So, literally a few days after I got home from my trip for my Grandma's 96th birthday, I got the unfortunate call that my other Grandma had passed away. She had been diagnosed with stage IV cancer a few months earlier, so it wasn't like it was unexpected, but obviously it is always heartbreaking to get that phone call. So back on a plane I went, this time to Casper, Wyoming. I promised my Dad years ago that when the time came I would come out and help him with the house and everything else, plus I of course wanted to attend the funeral.
The truth is, my Grandma has been missing my Grandpa since he passed away fifteen years ago. Seriously, never in my life have I met a couple more in love. They lived for each other, adored each other, and living without him I think was pretty torturous for her. So I feel better knowing that they are together again, but it's never easy saying goodbye.
Grandma was one hell of a lady. She was undeniable proper, always a lady, and stubborn and hardheaded as anything. I like to think I get a lot of my strength from her. And about a week before she passed I had an urge to call her on a random Sunday morning. She sounded so good and we talked, and I later found out that that was her last good day. I'm not super religious, but I'm thankful for whatever prompted me to call her that day.
The Funeral was sad and small. I suppose when you reach a certain age there are not as many people around to attend. And it was sadder then I expected. I think when you know something is coming you expect that it will be easier, but at the end of the day it's not. It's still saying goodbye, and that always kind of sucks.
And then there was the house. The adorable, eclectic, old Hollywood glam, house that my Grandma and Grandpa bought all the way back in the 70's.

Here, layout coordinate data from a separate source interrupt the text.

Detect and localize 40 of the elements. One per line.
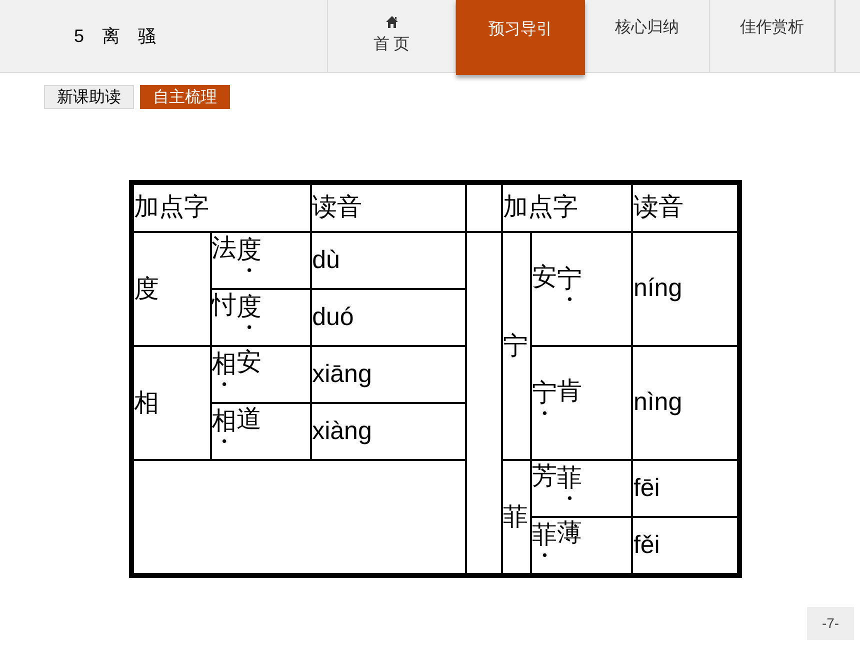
character-cell: 宁 [502, 331, 528, 360]
pinyin-cell: nìng [633, 388, 682, 416]
pinyin-cell: dù [312, 246, 340, 274]
character-cell: 菲 [502, 502, 528, 532]
word-character: 相 [212, 348, 237, 380]
pinyin-cell: xiàng [312, 416, 372, 445]
column-header: 加点字 [134, 193, 209, 222]
pinyin-cell: xiāng [312, 360, 372, 388]
word-character: 相 [212, 405, 237, 437]
home-icon [384, 15, 398, 29]
column-header: 读音 [633, 193, 684, 222]
pinyin-cell: níng [633, 274, 682, 302]
nav-tab[interactable]: 核心归纳 [585, 0, 710, 72]
word-character: 宁 [532, 376, 557, 408]
nav-tab[interactable]: 佳作赏析 [710, 0, 835, 72]
word-character: 忖 [212, 290, 237, 321]
pinyin-cell: fěi [633, 530, 660, 559]
lesson-title: 5 离 骚 [74, 24, 156, 48]
word-character: 法 [212, 233, 237, 264]
character-cell: 度 [134, 274, 159, 304]
column-header: 读音 [312, 193, 362, 222]
pinyin-cell: duó [312, 302, 354, 331]
word-character: 芳 [532, 461, 557, 492]
word-character: 菲 [556, 462, 582, 494]
word-character: 薄 [556, 518, 582, 549]
page-number: -7- [807, 607, 854, 640]
pinyin-cell: fēi [633, 474, 660, 502]
character-cell: 相 [134, 388, 159, 418]
word-character: 道 [236, 404, 262, 435]
word-character: 度 [236, 234, 262, 266]
sub-tab[interactable]: 自主梳理 [140, 85, 230, 109]
word-character: 宁 [556, 262, 582, 294]
nav-tab[interactable]: 预习导引 [456, 0, 585, 75]
word-character: 安 [236, 347, 262, 378]
word-character: 菲 [532, 519, 557, 551]
word-character: 度 [236, 291, 262, 323]
sub-tab[interactable]: 新课助读 [44, 85, 134, 109]
word-character: 肯 [556, 376, 582, 406]
word-character: 安 [532, 262, 557, 292]
column-header: 加点字 [502, 193, 578, 222]
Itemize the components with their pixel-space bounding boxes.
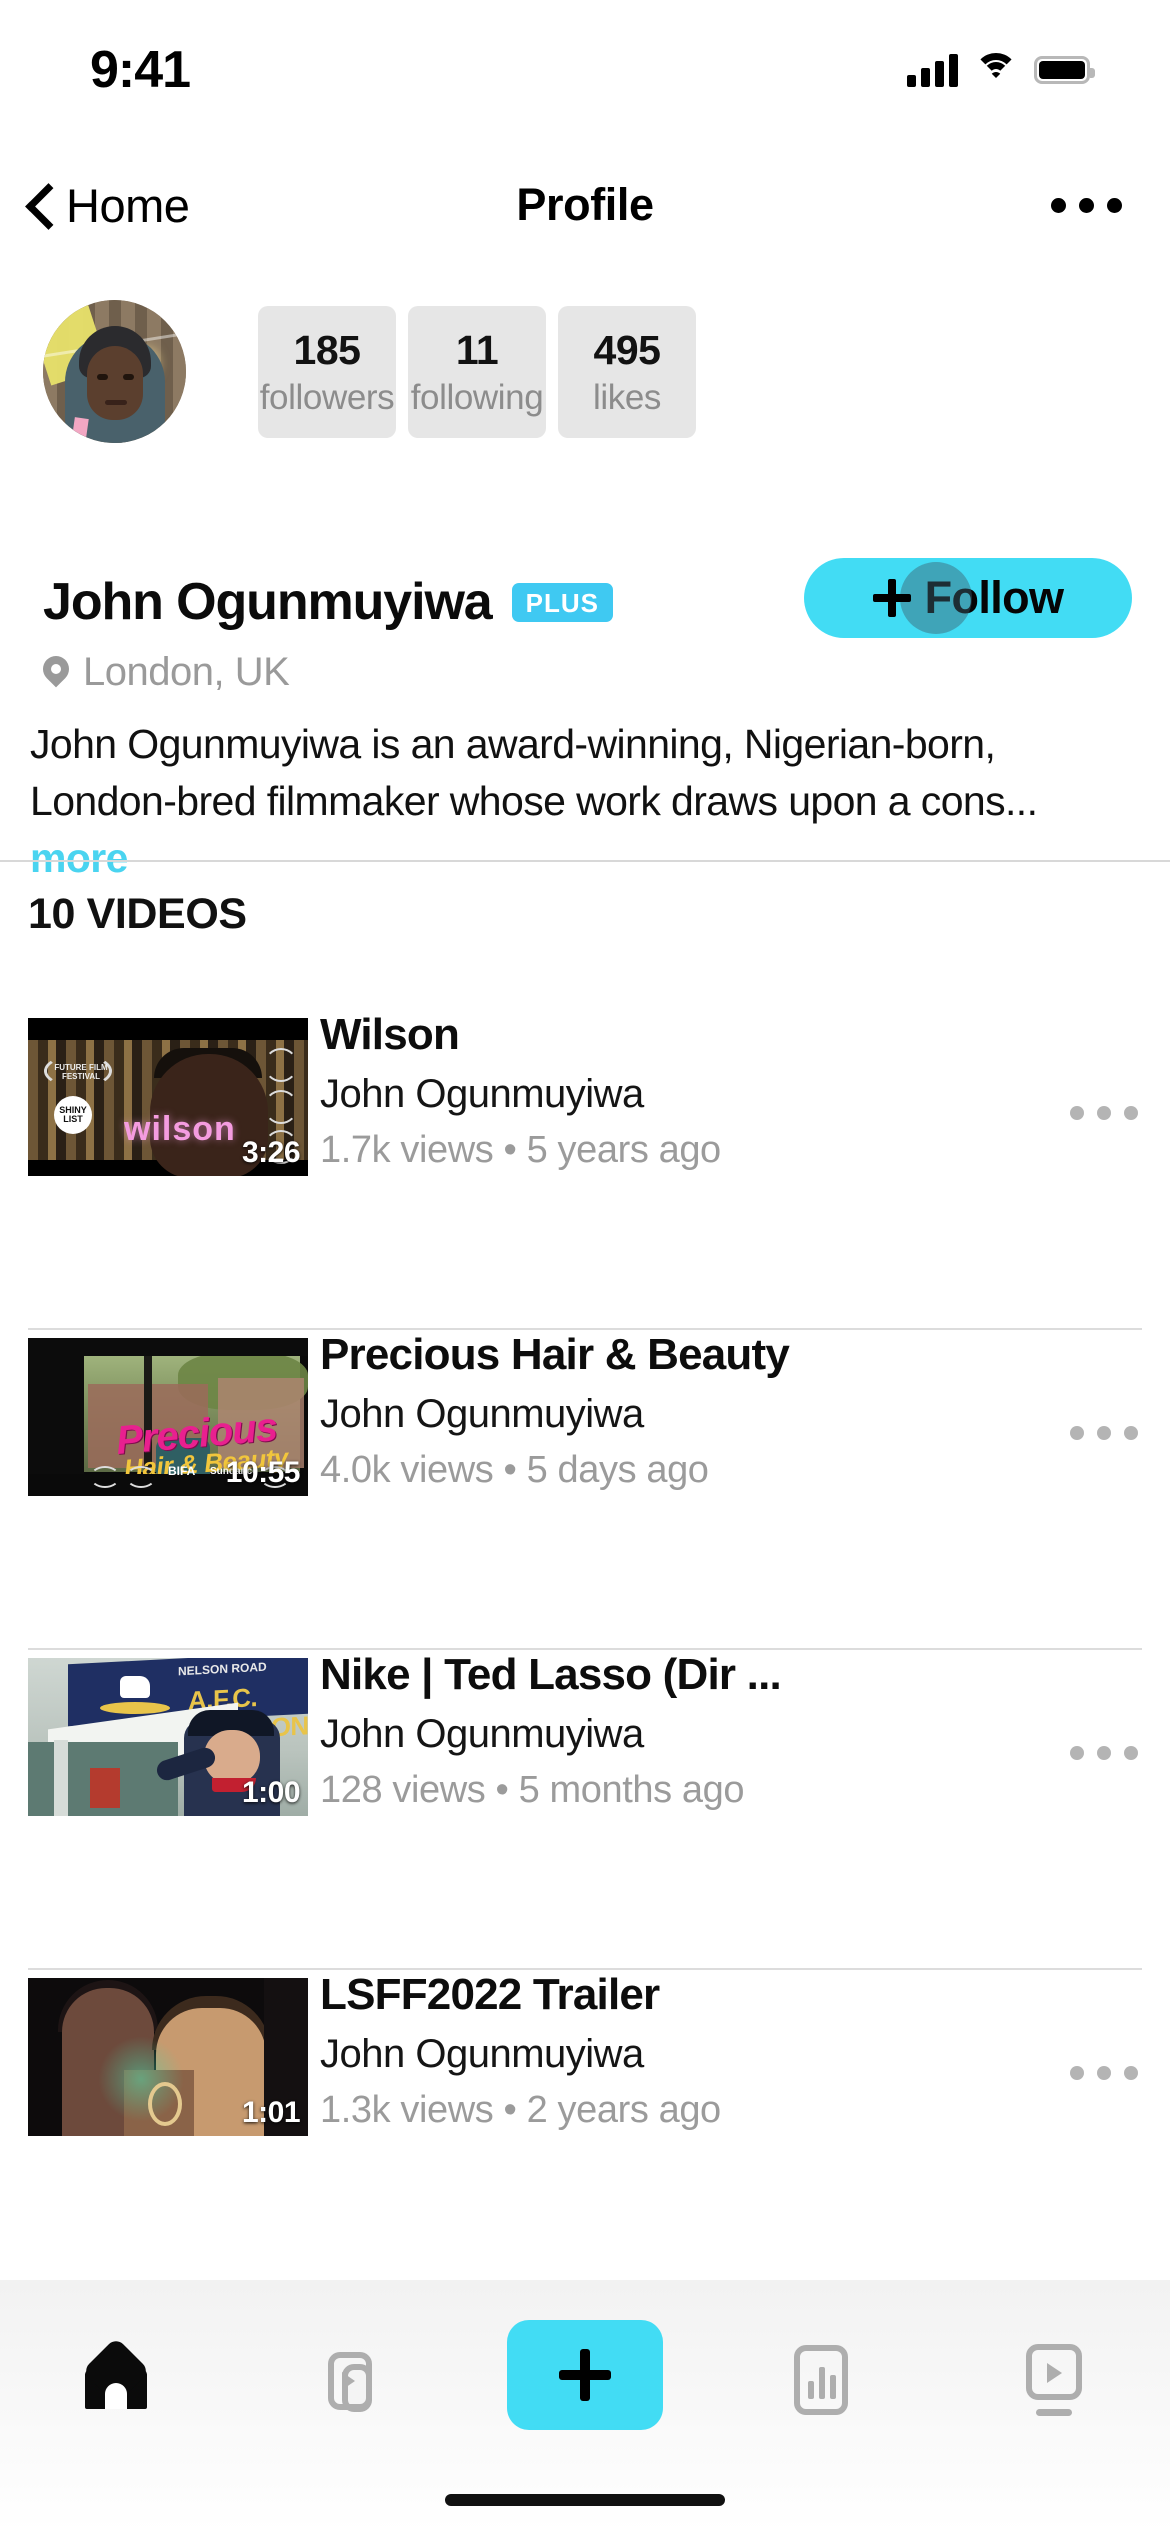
tab-home[interactable] xyxy=(41,2320,191,2440)
location-label: London, UK xyxy=(83,650,290,694)
section-divider xyxy=(0,860,1170,862)
list-item[interactable]: 1:01 LSFF2022 Trailer John Ogunmuyiwa 1.… xyxy=(0,1970,1170,2290)
more-options-icon[interactable] xyxy=(1051,197,1122,213)
status-time: 9:41 xyxy=(90,41,191,99)
video-meta: Wilson John Ogunmuyiwa 1.7k views • 5 ye… xyxy=(320,1010,1080,1172)
profile-stats: 185 followers 11 following 495 likes xyxy=(258,306,696,438)
chevron-left-icon xyxy=(26,184,52,226)
list-item[interactable]: FUTURE FILM FESTIVAL SHINY LIST wilson 3… xyxy=(0,1010,1170,1330)
video-duration: 10:55 xyxy=(225,1456,301,1489)
video-title: LSFF2022 Trailer xyxy=(320,1970,660,2019)
video-title: Wilson xyxy=(320,1010,460,1059)
video-duration: 1:00 xyxy=(241,1776,301,1809)
video-more-icon[interactable] xyxy=(1070,2066,1138,2080)
video-meta: Nike | Ted Lasso (Dir ... John Ogunmuyiw… xyxy=(320,1650,1080,1812)
tap-highlight xyxy=(900,562,972,634)
video-thumbnail[interactable]: 1:01 xyxy=(28,1978,308,2136)
video-duration: 1:01 xyxy=(241,2096,301,2129)
follow-button[interactable]: Follow xyxy=(804,558,1132,638)
list-item[interactable]: Precious Hair & Beauty BIFA Sundance 10:… xyxy=(0,1330,1170,1650)
stat-following[interactable]: 11 following xyxy=(408,306,546,438)
video-author: John Ogunmuyiwa xyxy=(320,1072,644,1116)
home-indicator xyxy=(445,2494,725,2506)
laurel-icon xyxy=(126,1466,156,1488)
tab-watch[interactable] xyxy=(979,2320,1129,2440)
video-meta: LSFF2022 Trailer John Ogunmuyiwa 1.3k vi… xyxy=(320,1970,1080,2132)
video-author: John Ogunmuyiwa xyxy=(320,1392,644,1436)
battery-icon xyxy=(1034,56,1095,84)
video-thumbnail[interactable]: NELSON ROAD A.F.C. RICHMOND 1:00 xyxy=(28,1658,308,1816)
video-author: John Ogunmuyiwa xyxy=(320,1712,644,1756)
video-stack-icon xyxy=(318,2346,380,2414)
video-more-icon[interactable] xyxy=(1070,1426,1138,1440)
bifa-badge: BIFA xyxy=(168,1464,196,1478)
video-thumbnail[interactable]: FUTURE FILM FESTIVAL SHINY LIST wilson 3… xyxy=(28,1018,308,1176)
video-duration: 3:26 xyxy=(241,1136,301,1169)
status-indicators xyxy=(907,53,1095,87)
profile-location: London, UK xyxy=(43,650,290,695)
status-bar: 9:41 xyxy=(0,0,1170,140)
stat-following-value: 11 xyxy=(455,326,499,373)
festival-laurel-icon: FUTURE FILM FESTIVAL xyxy=(44,1054,112,1088)
horse-emblem-icon xyxy=(120,1676,150,1698)
laurel-label: FUTURE FILM FESTIVAL xyxy=(54,1063,108,1081)
page-title: Profile xyxy=(516,179,654,230)
video-more-icon[interactable] xyxy=(1070,1746,1138,1760)
laurel-icon xyxy=(264,1048,298,1082)
stat-likes-value: 495 xyxy=(593,326,661,373)
bar-chart-icon xyxy=(793,2345,848,2415)
video-title: Precious Hair & Beauty xyxy=(320,1330,790,1379)
wifi-icon xyxy=(974,53,1018,87)
bio-more-link[interactable]: more xyxy=(30,835,128,881)
video-stats: 128 views • 5 months ago xyxy=(320,1769,745,1811)
stat-likes-label: likes xyxy=(592,377,662,417)
video-stats: 1.7k views • 5 years ago xyxy=(320,1129,721,1171)
laurel-icon xyxy=(90,1466,120,1488)
location-pin-icon xyxy=(43,656,69,690)
plus-badge: PLUS xyxy=(511,582,613,622)
video-stats: 4.0k views • 5 days ago xyxy=(320,1449,709,1491)
award-badge-icon: SHINY LIST xyxy=(54,1096,92,1134)
videos-section-heading: 10 VIDEOS xyxy=(28,890,247,938)
list-item[interactable]: NELSON ROAD A.F.C. RICHMOND 1:00 Nike | … xyxy=(0,1650,1170,1970)
plus-icon xyxy=(558,2349,611,2401)
stat-followers[interactable]: 185 followers xyxy=(258,306,396,438)
stat-followers-value: 185 xyxy=(293,326,361,373)
video-more-icon[interactable] xyxy=(1070,1106,1138,1120)
stat-followers-label: followers xyxy=(259,377,395,417)
stat-following-label: following xyxy=(410,377,544,417)
video-list: FUTURE FILM FESTIVAL SHINY LIST wilson 3… xyxy=(0,1010,1170,2290)
profile-name: John Ogunmuyiwa xyxy=(43,573,493,631)
bio-line-1: John Ogunmuyiwa is an award-winning, Nig… xyxy=(30,721,996,767)
home-icon xyxy=(85,2351,148,2409)
tab-stats[interactable] xyxy=(746,2320,896,2440)
laurel-icon xyxy=(264,1090,298,1124)
video-stats: 1.3k views • 2 years ago xyxy=(320,2089,721,2131)
video-title: Nike | Ted Lasso (Dir ... xyxy=(320,1650,782,1699)
profile-screen: 9:41 Profile Home 185 followers 11 follo… xyxy=(0,0,1170,2532)
tab-library[interactable] xyxy=(274,2320,424,2440)
bio-line-2: London-bred filmmaker whose work draws u… xyxy=(30,778,1038,824)
thumbnail-title-text: wilson xyxy=(124,1110,236,1148)
stat-likes[interactable]: 495 likes xyxy=(558,306,696,438)
video-meta: Precious Hair & Beauty John Ogunmuyiwa 4… xyxy=(320,1330,1080,1492)
profile-header: 185 followers 11 following 495 likes xyxy=(0,300,1170,443)
profile-name-row: John Ogunmuyiwa PLUS xyxy=(43,572,613,632)
plus-icon xyxy=(872,579,911,617)
tab-create[interactable] xyxy=(506,2320,663,2430)
video-thumbnail[interactable]: Precious Hair & Beauty BIFA Sundance 10:… xyxy=(28,1338,308,1496)
cellular-signal-icon xyxy=(907,53,958,87)
tv-play-icon xyxy=(1025,2344,1082,2416)
avatar[interactable] xyxy=(43,300,186,443)
navigation-bar: Profile Home xyxy=(0,150,1170,260)
earring-icon xyxy=(148,2082,182,2126)
video-author: John Ogunmuyiwa xyxy=(320,2032,644,2076)
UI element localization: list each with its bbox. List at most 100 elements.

Going through a house that has been lived in for 50 years is no easy task. And neither is deciding what to do with everything. Obviously we kept things that were sentimental, but at the end of the day you can't keep everything and you feel kind of awful giving and throwing away things that you know made up the life of people you love. But we managed to do it. It took a good solid five days of work and there was an estate sale, multiple trips to the Salvation Army, an antiques dealer, consignment store, and eventually the trash people.
So that's it. It was sad and a lot of work, but I"m glad I could be there to help my dad. The rest of this post is just picture of the house, because I've been going to that house since I was a baby and I don't want to forget it.
(these wing chairs. I love them. So glam. And i think we found them a good home.)
(So much art in the house. A lot of it painted by my Great Grandmother Miggie.)
(The sun room)
(My Grandma. She must have been around R's age)
(The family room)
(The entry way. I love the gold wallpaper!)
(the living room)
(The dining room)
(The guest room)
(Grandma and Grandpa's room)
So that's it. All we have left now are the memories. I love you Grandma. I know you are with Grandpa, wearing a fabulous fur coat, smoking a cigarette and having a cocktail. Tell him I say hi and I love him too.